Cécile Hartmann is a French artist and filmmaker who negotiates relationships between documentary and fiction. She questions the division between a constructed world and an organic world, pondering instability, experimental processes and the metaphysical. Her recent researches bring different image regimes, abstract and narrative modes, objects and natural elements into correspondence. Focusing on sites where beauty has evolved from decay or where violence has left scars on the landscape, she vividly depicts the times and places where our present-day economy and architecture interact with landforms, mineral and vegetal, hidden memories, substances and residues. Strongly elaborate, her work and installations give shape to complex forms, surfaces and temporalities inviting the viewer to a warmer embrace of life’s incurable systems.

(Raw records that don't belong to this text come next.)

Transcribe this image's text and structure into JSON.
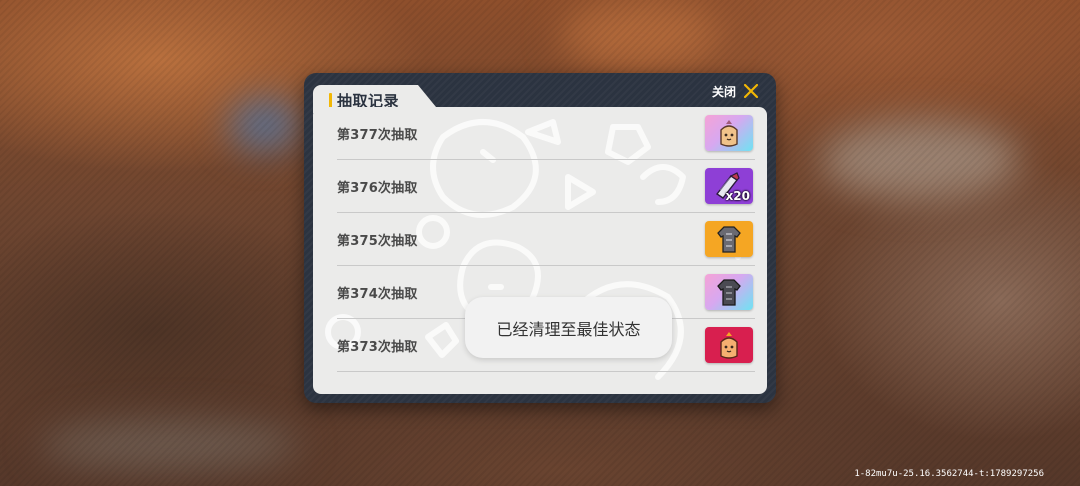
{
  "dialog": {
    "title": "抽取记录",
    "close_label": "关闭",
    "close_icon": "close-x-icon",
    "accent_color": "#f2b705"
  },
  "records": [
    {
      "label": "第377次抽取",
      "item_icon": "character-bust-icon",
      "rarity_color": "pink-cyan-gradient",
      "quantity": ""
    },
    {
      "label": "第376次抽取",
      "item_icon": "scroll-ticket-icon",
      "rarity_color": "#8e3fd6",
      "quantity": "x20"
    },
    {
      "label": "第375次抽取",
      "item_icon": "armor-outfit-icon",
      "rarity_color": "#f5a623",
      "quantity": ""
    },
    {
      "label": "第374次抽取",
      "item_icon": "armor-outfit-icon",
      "rarity_color": "pink-cyan-gradient",
      "quantity": ""
    },
    {
      "label": "第373次抽取",
      "item_icon": "character-bust-icon",
      "rarity_color": "#d81f4f",
      "quantity": ""
    }
  ],
  "toast": {
    "message": "已经清理至最佳状态"
  },
  "footer": {
    "build_id": "1-82mu7u-25.16.3562744-t:1789297256"
  }
}
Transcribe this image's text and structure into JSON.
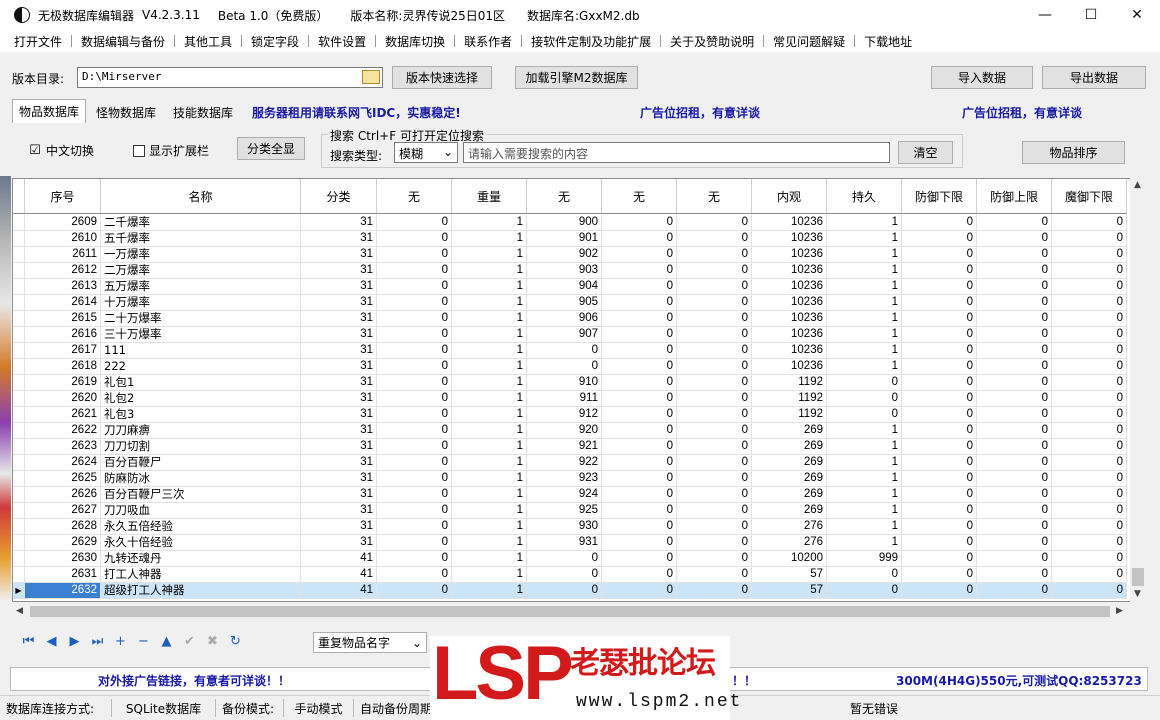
{
  "titlebar": {
    "app": "无极数据库编辑器",
    "version": "V4.2.3.11",
    "beta": "Beta 1.0（免费版）",
    "edition_label": "版本名称:灵界传说25日01区",
    "db_label": "数据库名:GxxM2.db",
    "minimize": "—",
    "maximize": "☐",
    "close": "✕"
  },
  "menu": [
    "打开文件",
    "数据编辑与备份",
    "其他工具",
    "锁定字段",
    "软件设置",
    "数据库切换",
    "联系作者",
    "接软件定制及功能扩展",
    "关于及赞助说明",
    "常见问题解疑",
    "下载地址"
  ],
  "toolbar": {
    "dir_label": "版本目录:",
    "dir_value": "D:\\Mirserver",
    "quick_select": "版本快速选择",
    "load_engine": "加载引擎M2数据库",
    "import": "导入数据",
    "export": "导出数据"
  },
  "tabs": [
    "物品数据库",
    "怪物数据库",
    "技能数据库"
  ],
  "ads": {
    "ad1": "服务器租用请联系网飞IDC，实惠稳定!",
    "ad2": "广告位招租，有意详谈",
    "ad3": "广告位招租，有意详谈",
    "bottom_left": "对外接广告链接，有意者可详谈！！",
    "bottom_mid": "！！",
    "bottom_right": "300M(4H4G)550元,可测试QQ:8253723"
  },
  "options": {
    "chinese_switch": "中文切换",
    "chinese_checked": "☑",
    "show_ext": "显示扩展栏",
    "category_all": "分类全显",
    "sort_items": "物品排序"
  },
  "search": {
    "title": "搜索 Ctrl+F 可打开定位搜索",
    "type_label": "搜索类型:",
    "type_value": "模糊",
    "placeholder": "请输入需要搜索的内容",
    "clear": "清空"
  },
  "grid": {
    "columns": [
      "序号",
      "名称",
      "分类",
      "无",
      "重量",
      "无",
      "无",
      "无",
      "内观",
      "持久",
      "防御下限",
      "防御上限",
      "魔御下限"
    ],
    "rows": [
      [
        "2609",
        "二千爆率",
        "31",
        "0",
        "1",
        "900",
        "0",
        "0",
        "10236",
        "1",
        "0",
        "0",
        "0"
      ],
      [
        "2610",
        "五千爆率",
        "31",
        "0",
        "1",
        "901",
        "0",
        "0",
        "10236",
        "1",
        "0",
        "0",
        "0"
      ],
      [
        "2611",
        "一万爆率",
        "31",
        "0",
        "1",
        "902",
        "0",
        "0",
        "10236",
        "1",
        "0",
        "0",
        "0"
      ],
      [
        "2612",
        "二万爆率",
        "31",
        "0",
        "1",
        "903",
        "0",
        "0",
        "10236",
        "1",
        "0",
        "0",
        "0"
      ],
      [
        "2613",
        "五万爆率",
        "31",
        "0",
        "1",
        "904",
        "0",
        "0",
        "10236",
        "1",
        "0",
        "0",
        "0"
      ],
      [
        "2614",
        "十万爆率",
        "31",
        "0",
        "1",
        "905",
        "0",
        "0",
        "10236",
        "1",
        "0",
        "0",
        "0"
      ],
      [
        "2615",
        "二十万爆率",
        "31",
        "0",
        "1",
        "906",
        "0",
        "0",
        "10236",
        "1",
        "0",
        "0",
        "0"
      ],
      [
        "2616",
        "三十万爆率",
        "31",
        "0",
        "1",
        "907",
        "0",
        "0",
        "10236",
        "1",
        "0",
        "0",
        "0"
      ],
      [
        "2617",
        "111",
        "31",
        "0",
        "1",
        "0",
        "0",
        "0",
        "10236",
        "1",
        "0",
        "0",
        "0"
      ],
      [
        "2618",
        "222",
        "31",
        "0",
        "1",
        "0",
        "0",
        "0",
        "10236",
        "1",
        "0",
        "0",
        "0"
      ],
      [
        "2619",
        "礼包1",
        "31",
        "0",
        "1",
        "910",
        "0",
        "0",
        "1192",
        "0",
        "0",
        "0",
        "0"
      ],
      [
        "2620",
        "礼包2",
        "31",
        "0",
        "1",
        "911",
        "0",
        "0",
        "1192",
        "0",
        "0",
        "0",
        "0"
      ],
      [
        "2621",
        "礼包3",
        "31",
        "0",
        "1",
        "912",
        "0",
        "0",
        "1192",
        "0",
        "0",
        "0",
        "0"
      ],
      [
        "2622",
        "刀刀麻痹",
        "31",
        "0",
        "1",
        "920",
        "0",
        "0",
        "269",
        "1",
        "0",
        "0",
        "0"
      ],
      [
        "2623",
        "刀刀切割",
        "31",
        "0",
        "1",
        "921",
        "0",
        "0",
        "269",
        "1",
        "0",
        "0",
        "0"
      ],
      [
        "2624",
        "百分百鞭尸",
        "31",
        "0",
        "1",
        "922",
        "0",
        "0",
        "269",
        "1",
        "0",
        "0",
        "0"
      ],
      [
        "2625",
        "防麻防冰",
        "31",
        "0",
        "1",
        "923",
        "0",
        "0",
        "269",
        "1",
        "0",
        "0",
        "0"
      ],
      [
        "2626",
        "百分百鞭尸三次",
        "31",
        "0",
        "1",
        "924",
        "0",
        "0",
        "269",
        "1",
        "0",
        "0",
        "0"
      ],
      [
        "2627",
        "刀刀吸血",
        "31",
        "0",
        "1",
        "925",
        "0",
        "0",
        "269",
        "1",
        "0",
        "0",
        "0"
      ],
      [
        "2628",
        "永久五倍经验",
        "31",
        "0",
        "1",
        "930",
        "0",
        "0",
        "276",
        "1",
        "0",
        "0",
        "0"
      ],
      [
        "2629",
        "永久十倍经验",
        "31",
        "0",
        "1",
        "931",
        "0",
        "0",
        "276",
        "1",
        "0",
        "0",
        "0"
      ],
      [
        "2630",
        "九转还魂丹",
        "41",
        "0",
        "1",
        "0",
        "0",
        "0",
        "10200",
        "999",
        "0",
        "0",
        "0"
      ],
      [
        "2631",
        "打工人神器",
        "41",
        "0",
        "1",
        "0",
        "0",
        "0",
        "57",
        "0",
        "0",
        "0",
        "0"
      ],
      [
        "2632",
        "超级打工人神器",
        "41",
        "0",
        "1",
        "0",
        "0",
        "0",
        "57",
        "0",
        "0",
        "0",
        "0"
      ]
    ],
    "selected_index": 23,
    "row_pointer": "▶"
  },
  "nav": {
    "icons": [
      "first-icon",
      "prev-icon",
      "next-icon",
      "last-icon",
      "add-icon",
      "delete-icon",
      "up-icon",
      "confirm-icon",
      "cancel-icon",
      "refresh-icon"
    ],
    "glyphs": [
      "⏮",
      "◀",
      "▶",
      "⏭",
      "+",
      "−",
      "▲",
      "✔",
      "✖",
      "↻"
    ],
    "dup_select": "重复物品名字",
    "dup_arrow": "⌄"
  },
  "status": {
    "conn_label": "数据库连接方式:",
    "conn_value": "SQLite数据库",
    "backup_label": "备份模式:",
    "backup_value": "手动模式",
    "auto_label": "自动备份周期:",
    "error": "暂无错误"
  },
  "watermark": {
    "brand": "LSP",
    "cn": "老瑟批论坛",
    "url": "www.lspm2.net"
  },
  "colors": {
    "ad_text": "#1a1aa8",
    "selected_row": "#cce4f7",
    "watermark_red": "#d31a1a"
  }
}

After studies at the National Fine Arts Academy of Paris, Hartmann lived in Japan and in Berlin. Her films and photographs have been realised in places as far as Tokyo, Hiroshima, New York and Dubai. In 2016, she participates in the Seoul Museum of Modern Art’s exhibition The Family of the Invisibles and in the Museum Nicéphore Niécpe’s Wonderland. In 2014, she was invited to the EVA International Biennial’s AGITATIONISM show curated by Bassam El Baroni (Ireland) and Hiroshima Art Document curated by Yukiko Ito. In 2011, 2012, her movie Achrone was shown at the Museum of Fine Arts, Boston, Beirut Art Centre, Lebanon, and Museum Akarenga Soko in Yokoyama and received the Grand Prize Art video in Pantin, France. She has also exhibited at CRAC – Les Eglises in Chelles; Palau de la Virreina in Barcelona, Museum of Photography of Thessaloniki, and Museum of Modern Art, Bogotà. Cécile Hartmann was born in Colmar (France) in 1971.